SearchMan共同創業者。東京大学大学院工学系研究科技術経営戦略学専攻 博士課程修了(工学博士)。元・楽天株式会社執行役員(当時最年少)、元・東京大学工学系研究科助教、元・スタンフォード大学客員研究員。
初級から上級まで、資産運用について知っておくべきイロハを解説
資産運用は資産家のためのもの?
「資産運用」というと、大きな資産を持っている資産家のためのものだと思われる方も多いかもしれません。実際、10年くらい前まではそうだったと言っても過言ではないでしょう。
テクノロジーが発達する前は、資産運用といえばファイナンシャルアドバイザーなどの専門家を個人が雇う必要があり、ファイナンシャルアドバイザーは通常資産が1億円程度ある人でなければ相手にしてくれないのが通常でした。

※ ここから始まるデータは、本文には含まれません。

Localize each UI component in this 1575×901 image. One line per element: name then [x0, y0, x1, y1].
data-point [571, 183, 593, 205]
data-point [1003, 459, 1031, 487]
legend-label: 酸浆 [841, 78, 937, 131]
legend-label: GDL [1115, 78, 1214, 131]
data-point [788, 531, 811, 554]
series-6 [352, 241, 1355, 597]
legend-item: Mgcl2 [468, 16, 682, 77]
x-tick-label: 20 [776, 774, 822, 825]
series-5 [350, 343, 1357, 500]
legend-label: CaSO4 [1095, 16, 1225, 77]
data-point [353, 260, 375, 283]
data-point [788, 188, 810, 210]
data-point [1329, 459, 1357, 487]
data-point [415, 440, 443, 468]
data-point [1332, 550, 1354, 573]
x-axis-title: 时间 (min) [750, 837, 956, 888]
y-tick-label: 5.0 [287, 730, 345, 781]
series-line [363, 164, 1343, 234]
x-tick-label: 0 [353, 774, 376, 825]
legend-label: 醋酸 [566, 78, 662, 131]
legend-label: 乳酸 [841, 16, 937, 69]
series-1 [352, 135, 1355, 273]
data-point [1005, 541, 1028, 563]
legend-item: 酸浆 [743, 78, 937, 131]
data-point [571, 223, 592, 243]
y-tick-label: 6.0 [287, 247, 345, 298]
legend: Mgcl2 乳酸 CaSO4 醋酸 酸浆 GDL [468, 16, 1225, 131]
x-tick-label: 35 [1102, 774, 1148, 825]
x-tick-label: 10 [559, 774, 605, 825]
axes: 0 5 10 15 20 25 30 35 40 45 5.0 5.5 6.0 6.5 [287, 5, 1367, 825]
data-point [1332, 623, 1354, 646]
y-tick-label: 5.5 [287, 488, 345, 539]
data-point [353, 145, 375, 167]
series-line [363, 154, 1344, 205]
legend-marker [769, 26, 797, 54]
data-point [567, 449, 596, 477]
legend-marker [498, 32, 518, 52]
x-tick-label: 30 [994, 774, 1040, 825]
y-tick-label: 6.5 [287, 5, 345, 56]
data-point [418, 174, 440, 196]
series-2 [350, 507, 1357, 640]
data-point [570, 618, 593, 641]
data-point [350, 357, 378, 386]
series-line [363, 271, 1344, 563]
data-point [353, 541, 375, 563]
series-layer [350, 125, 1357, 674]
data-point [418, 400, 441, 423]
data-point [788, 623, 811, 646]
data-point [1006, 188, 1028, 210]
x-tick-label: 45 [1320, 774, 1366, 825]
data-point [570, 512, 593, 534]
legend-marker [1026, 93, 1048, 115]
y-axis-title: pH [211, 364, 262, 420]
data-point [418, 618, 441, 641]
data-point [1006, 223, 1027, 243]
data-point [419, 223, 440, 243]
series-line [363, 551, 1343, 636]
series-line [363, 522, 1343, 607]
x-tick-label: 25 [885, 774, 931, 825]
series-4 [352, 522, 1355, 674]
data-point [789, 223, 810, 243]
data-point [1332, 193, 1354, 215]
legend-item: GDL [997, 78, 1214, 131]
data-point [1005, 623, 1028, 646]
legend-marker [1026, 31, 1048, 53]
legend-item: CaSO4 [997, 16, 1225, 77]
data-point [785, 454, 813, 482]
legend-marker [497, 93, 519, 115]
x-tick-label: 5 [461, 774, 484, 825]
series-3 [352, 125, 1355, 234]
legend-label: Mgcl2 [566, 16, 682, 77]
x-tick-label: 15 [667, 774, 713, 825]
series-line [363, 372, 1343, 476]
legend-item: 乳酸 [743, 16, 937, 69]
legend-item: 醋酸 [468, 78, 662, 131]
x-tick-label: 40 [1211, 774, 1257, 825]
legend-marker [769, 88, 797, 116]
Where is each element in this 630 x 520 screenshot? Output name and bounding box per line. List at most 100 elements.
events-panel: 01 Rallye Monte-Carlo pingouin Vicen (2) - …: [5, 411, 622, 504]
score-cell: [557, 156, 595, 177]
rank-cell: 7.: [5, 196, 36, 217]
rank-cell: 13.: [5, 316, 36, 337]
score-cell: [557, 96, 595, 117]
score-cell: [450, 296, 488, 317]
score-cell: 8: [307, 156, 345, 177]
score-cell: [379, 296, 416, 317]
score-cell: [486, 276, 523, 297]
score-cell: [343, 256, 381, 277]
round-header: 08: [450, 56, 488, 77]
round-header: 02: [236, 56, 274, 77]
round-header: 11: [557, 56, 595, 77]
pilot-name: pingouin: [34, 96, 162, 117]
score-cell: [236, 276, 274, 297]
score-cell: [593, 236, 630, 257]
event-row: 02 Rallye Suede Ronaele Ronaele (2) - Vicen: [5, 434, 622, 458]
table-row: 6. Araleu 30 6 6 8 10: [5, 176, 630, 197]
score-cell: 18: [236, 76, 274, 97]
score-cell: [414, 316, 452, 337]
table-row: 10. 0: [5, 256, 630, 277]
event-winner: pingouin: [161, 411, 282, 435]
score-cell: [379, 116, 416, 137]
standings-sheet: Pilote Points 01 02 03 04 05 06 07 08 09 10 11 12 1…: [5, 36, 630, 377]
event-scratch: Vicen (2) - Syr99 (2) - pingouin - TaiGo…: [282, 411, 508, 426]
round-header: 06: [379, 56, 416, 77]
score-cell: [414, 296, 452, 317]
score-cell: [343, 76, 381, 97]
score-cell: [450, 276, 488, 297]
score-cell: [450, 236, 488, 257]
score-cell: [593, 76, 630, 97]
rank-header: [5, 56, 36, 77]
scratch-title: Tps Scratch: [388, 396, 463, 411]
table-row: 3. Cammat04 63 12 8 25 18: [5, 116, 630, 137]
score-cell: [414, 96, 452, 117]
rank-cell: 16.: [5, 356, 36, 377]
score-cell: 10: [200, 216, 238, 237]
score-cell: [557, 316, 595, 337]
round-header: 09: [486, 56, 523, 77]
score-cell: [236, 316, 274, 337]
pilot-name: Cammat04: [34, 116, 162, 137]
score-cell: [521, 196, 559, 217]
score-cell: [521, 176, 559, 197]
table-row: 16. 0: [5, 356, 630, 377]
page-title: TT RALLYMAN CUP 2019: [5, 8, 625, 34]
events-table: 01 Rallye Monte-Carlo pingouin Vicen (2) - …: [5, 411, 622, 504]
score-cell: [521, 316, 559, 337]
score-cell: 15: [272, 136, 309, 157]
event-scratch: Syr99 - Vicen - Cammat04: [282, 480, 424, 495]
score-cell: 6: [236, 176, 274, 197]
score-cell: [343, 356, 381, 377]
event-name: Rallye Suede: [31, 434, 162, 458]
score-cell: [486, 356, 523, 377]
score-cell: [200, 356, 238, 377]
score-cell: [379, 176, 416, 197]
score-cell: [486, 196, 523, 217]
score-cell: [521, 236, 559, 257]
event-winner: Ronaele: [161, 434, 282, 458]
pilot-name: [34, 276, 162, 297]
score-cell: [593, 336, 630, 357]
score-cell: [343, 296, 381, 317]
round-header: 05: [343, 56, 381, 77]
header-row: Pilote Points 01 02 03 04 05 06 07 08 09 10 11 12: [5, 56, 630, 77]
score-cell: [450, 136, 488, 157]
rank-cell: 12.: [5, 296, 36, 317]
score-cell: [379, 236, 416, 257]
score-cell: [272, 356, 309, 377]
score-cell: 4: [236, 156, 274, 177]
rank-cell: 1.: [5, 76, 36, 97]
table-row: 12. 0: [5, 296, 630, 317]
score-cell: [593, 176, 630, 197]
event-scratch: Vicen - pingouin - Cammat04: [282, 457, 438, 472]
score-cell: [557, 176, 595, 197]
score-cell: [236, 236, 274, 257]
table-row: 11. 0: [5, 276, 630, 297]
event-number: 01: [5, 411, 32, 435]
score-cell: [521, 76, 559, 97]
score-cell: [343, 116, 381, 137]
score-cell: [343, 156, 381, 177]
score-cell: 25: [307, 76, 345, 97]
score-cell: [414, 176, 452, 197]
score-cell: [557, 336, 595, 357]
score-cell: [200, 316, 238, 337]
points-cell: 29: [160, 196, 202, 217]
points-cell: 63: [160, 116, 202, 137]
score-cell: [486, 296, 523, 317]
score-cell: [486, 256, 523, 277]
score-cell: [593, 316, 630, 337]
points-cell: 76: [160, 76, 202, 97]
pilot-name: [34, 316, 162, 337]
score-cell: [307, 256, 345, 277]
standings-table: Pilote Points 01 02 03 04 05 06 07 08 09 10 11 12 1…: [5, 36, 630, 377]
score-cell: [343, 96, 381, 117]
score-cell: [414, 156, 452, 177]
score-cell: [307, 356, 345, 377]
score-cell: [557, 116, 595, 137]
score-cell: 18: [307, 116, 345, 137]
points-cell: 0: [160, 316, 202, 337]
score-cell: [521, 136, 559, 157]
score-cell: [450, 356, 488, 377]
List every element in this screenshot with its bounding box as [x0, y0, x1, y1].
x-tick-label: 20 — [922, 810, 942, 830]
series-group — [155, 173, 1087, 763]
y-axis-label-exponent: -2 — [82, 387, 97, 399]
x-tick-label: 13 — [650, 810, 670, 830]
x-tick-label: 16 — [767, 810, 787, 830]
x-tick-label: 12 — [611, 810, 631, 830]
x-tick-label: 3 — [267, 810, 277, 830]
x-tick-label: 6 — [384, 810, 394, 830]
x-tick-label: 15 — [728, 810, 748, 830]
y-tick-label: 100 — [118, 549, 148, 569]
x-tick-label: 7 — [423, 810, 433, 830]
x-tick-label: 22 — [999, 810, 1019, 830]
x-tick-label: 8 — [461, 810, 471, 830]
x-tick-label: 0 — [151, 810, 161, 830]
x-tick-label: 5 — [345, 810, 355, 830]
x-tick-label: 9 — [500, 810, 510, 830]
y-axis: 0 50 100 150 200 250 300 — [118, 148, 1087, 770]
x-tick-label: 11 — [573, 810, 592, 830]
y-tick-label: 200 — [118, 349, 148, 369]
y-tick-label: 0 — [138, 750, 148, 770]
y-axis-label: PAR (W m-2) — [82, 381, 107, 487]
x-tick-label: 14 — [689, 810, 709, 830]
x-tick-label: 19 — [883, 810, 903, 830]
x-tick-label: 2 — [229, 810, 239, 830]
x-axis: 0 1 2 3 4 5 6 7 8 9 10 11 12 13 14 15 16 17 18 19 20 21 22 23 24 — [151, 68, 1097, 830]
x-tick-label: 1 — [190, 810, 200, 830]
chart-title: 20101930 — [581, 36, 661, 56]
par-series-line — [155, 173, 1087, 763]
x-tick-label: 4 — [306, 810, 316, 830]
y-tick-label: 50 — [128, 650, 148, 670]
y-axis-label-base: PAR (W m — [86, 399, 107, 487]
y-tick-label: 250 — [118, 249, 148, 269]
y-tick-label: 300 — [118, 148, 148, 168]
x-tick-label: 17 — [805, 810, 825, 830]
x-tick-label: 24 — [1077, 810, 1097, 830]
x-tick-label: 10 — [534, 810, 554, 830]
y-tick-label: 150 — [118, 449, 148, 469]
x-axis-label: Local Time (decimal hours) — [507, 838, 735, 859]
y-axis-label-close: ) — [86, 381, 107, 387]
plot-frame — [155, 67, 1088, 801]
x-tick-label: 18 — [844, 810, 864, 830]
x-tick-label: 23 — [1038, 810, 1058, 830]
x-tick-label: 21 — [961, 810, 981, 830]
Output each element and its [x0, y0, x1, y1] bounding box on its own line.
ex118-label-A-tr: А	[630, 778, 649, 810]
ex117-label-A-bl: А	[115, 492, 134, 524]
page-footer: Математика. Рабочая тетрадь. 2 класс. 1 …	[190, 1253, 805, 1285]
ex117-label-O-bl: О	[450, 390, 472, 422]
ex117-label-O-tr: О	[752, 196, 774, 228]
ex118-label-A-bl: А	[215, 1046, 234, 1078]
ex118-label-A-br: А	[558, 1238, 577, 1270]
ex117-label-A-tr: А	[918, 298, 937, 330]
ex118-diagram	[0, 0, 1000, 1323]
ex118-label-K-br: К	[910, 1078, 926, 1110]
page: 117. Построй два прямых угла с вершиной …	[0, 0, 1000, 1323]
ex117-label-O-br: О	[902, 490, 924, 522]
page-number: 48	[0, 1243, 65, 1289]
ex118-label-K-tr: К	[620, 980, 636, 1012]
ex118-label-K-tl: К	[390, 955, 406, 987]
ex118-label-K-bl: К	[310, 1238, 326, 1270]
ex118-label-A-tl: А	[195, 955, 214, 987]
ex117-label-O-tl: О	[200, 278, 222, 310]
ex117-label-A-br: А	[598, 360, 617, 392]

最近はフィンテック系のサービスが大きく進歩して、ひと昔前までは大きな資産を持っている人にしか提供されていなかったサービスが、人工知能などを使ってより安価に、我々のような一般庶民にも提供されるようになってきました。
資産運用は素人には怖い? 危ない?
資産運用と聞くと、素人には怖い・危ない、と思う人も多いかもしれません。実際私もそう思っていましたが、アメリカに来てから考え方が180度変わりました。
私が物心ついてから日本にいる間はデフレの時代であったため、資産は現金で持っていても相対的な価値が目減りすることはありませんでした。
一方で、アメリカに来てから気が付いたことですが、世界全体でみると毎年少しずつインフレしているわけです。毎年インフレしている中で、自分だけが全資産を現金で所有していると、相対的な価値が毎年目減りしていくことになります。
ある時、現金で全資産を保有していることの方がはるかに大きなリスクだと気づきました。
対象となる人と資産運用の心構え
この記事の対象になる人は、これから世界経済は成長していくと信じられる人です。
世界経済が成長していくのであれば、ほぼゼロ金利の状態で銀行に預金として預けておくよりも、現金以外の形で資産を保有して、世界経済が成長するスピードと同じかそれ以上、早く自分の資産を増やしていきたいと考えるのは自然なことです。
逆に、今後は世界経済が成長することなく進んで行くとお考えの方は、この記事に書いてあるような資産運用などは一切行わずに、すべて現金で保有していく方が合理的な考え方になります。
この将来予測に関しては、皆さんそれぞれ個人のリスクでご判断ください。
資産運用において、特に素人が行う場合、大抵の方の目的は、リタイア後の生活費・家・子供の大学の学資が目的になるかと思います。
そういった意味で、この記事で対象にするのは、10年・20年といった長期で資産形成をしていきたいという方になります(逆に言うと、来年までに資産を2倍にしたい、というようなギャンブルをしたい方は、この記事を読んでもあまり参考になりません)。